Das Weitläufige des Originals verfällt hier zu einem Alibi von Tiefe. Wie wenig sich der Film für diese viel zu kurzen Argumente interessiert, wird besonders schmerzlich spürbar, wenn Zoe im Theatersaal Kip den Kopf wäscht. Durch einen trivialen Dialog kann dieser seine unwürdige Rolle in Tristans Spiel erkennen und damit seine Rolle im Plot ausführen. Das Mobbing Kips ist eben nur für eine motivierende Ansprache und einen Plotpoint wichtig, nicht aber für eine Auseinandersetzung mit einer Problematik. Die Gänge als Elephant-Referenz hätten es da auch getan.

Diese Gänge ohne Schutz und Halt, in denen der Terror der Verlorenheit herrscht, bilden im Grunde das perfekte Setting für einen Thriller, in dem es darum geht, anderen Menschen und den eigenen Emotionen ausgeliefert zu sein. Run Hide Fight benutzt sie aber nur gelegentlich wie ein nettes Assecoir und begnügt sich damit, ein solider Film mit soliden Schauspielern und soliden Thrills zu sein, der seine Potenziale durchgängig höchstens ankratzt.
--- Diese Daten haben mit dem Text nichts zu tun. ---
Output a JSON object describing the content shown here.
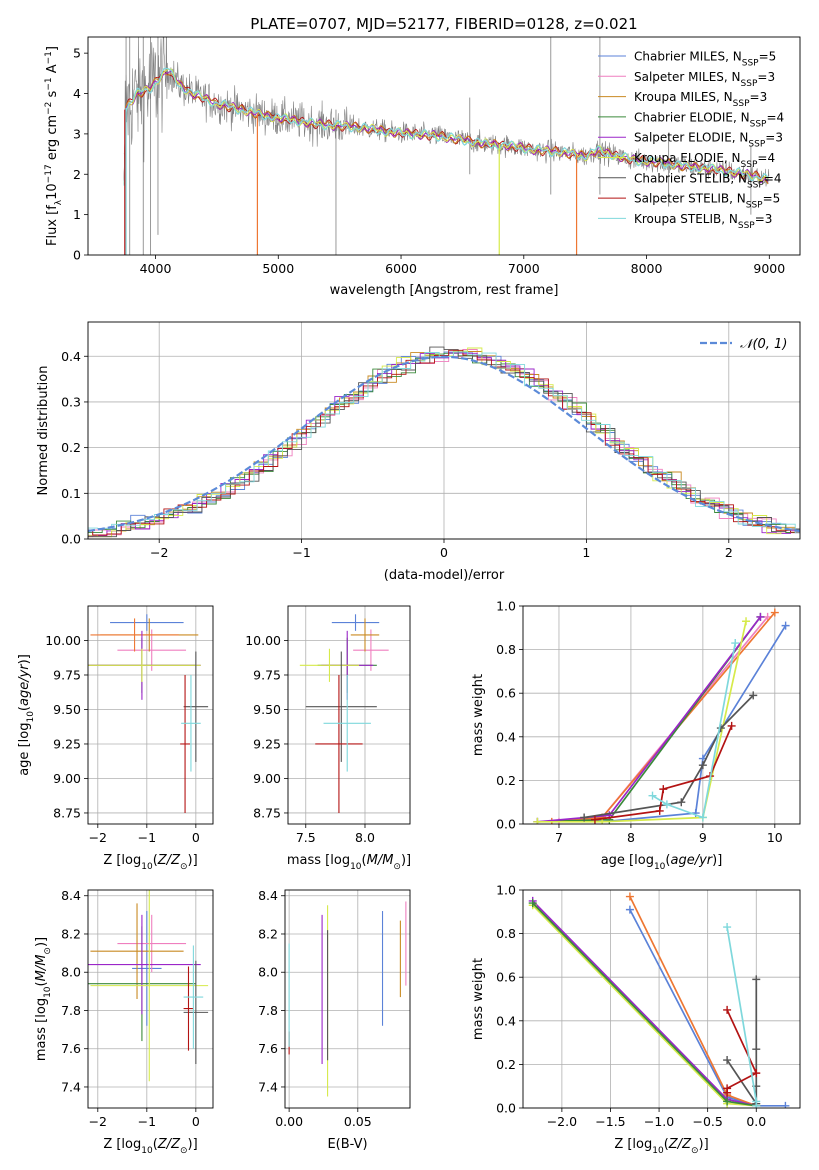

Für seine schwierige Ausgangslage – ein affektgeladener Thriller innerhalb einer höchst sensiblen Tragödie – ist er ausgesucht unbedarft, da er die Dissonanz zwischen seinen beiden Einflüssen nicht nutzbar macht. Das Ergebnis ist ein Actionfilm, der von seiner pflichtschuldig mitgeschleppten Thematik ausgebremst wird und sich damit begnügt, ein wenig edgy zu wirken, weil er Stirb langsam mit einem heiklen Thema koppelt.

Zu spät für Ambivalenzen

Zoes Ermächtigung von der Außenseiterin zur Heldin des Tages ist eine kathartische Entwicklung beigegeben. Jeden Tag geht sie mit der Armeejacke ihres Vaters (Thomas Jane) in die Schule. Nach dem Krebstod ihrer Mutter (Radha Mitchell) befindet sie sich im Krieg mit ihrer Umwelt und sich selbst. Der buchstäbliche Überlebenskampf weckt in ihr dann aber neuen Lebensmut und lässt sie den Tod verarbeiten. Aus dieser geradlinigen, hoffnungsvollen Entwicklung erwächst der interessanteste Aspekt des Films. Denn je sicherer und klarer Zoe sich in ihre Bestimmung einfindet, desto fragwürdiger wird sie, desto mehr gleicht sie denen, die sie jagt. Run Hide Fight endet dann auch nicht mit einem Duell, bei dem Zoe wie ihr Vorbild eine Pistole auf ihren Rücken geklebt hat, sondern mit einer Hinrichtung. Nur ist es an diesem Punkt für spannende Ambivalenzen längst zu spät.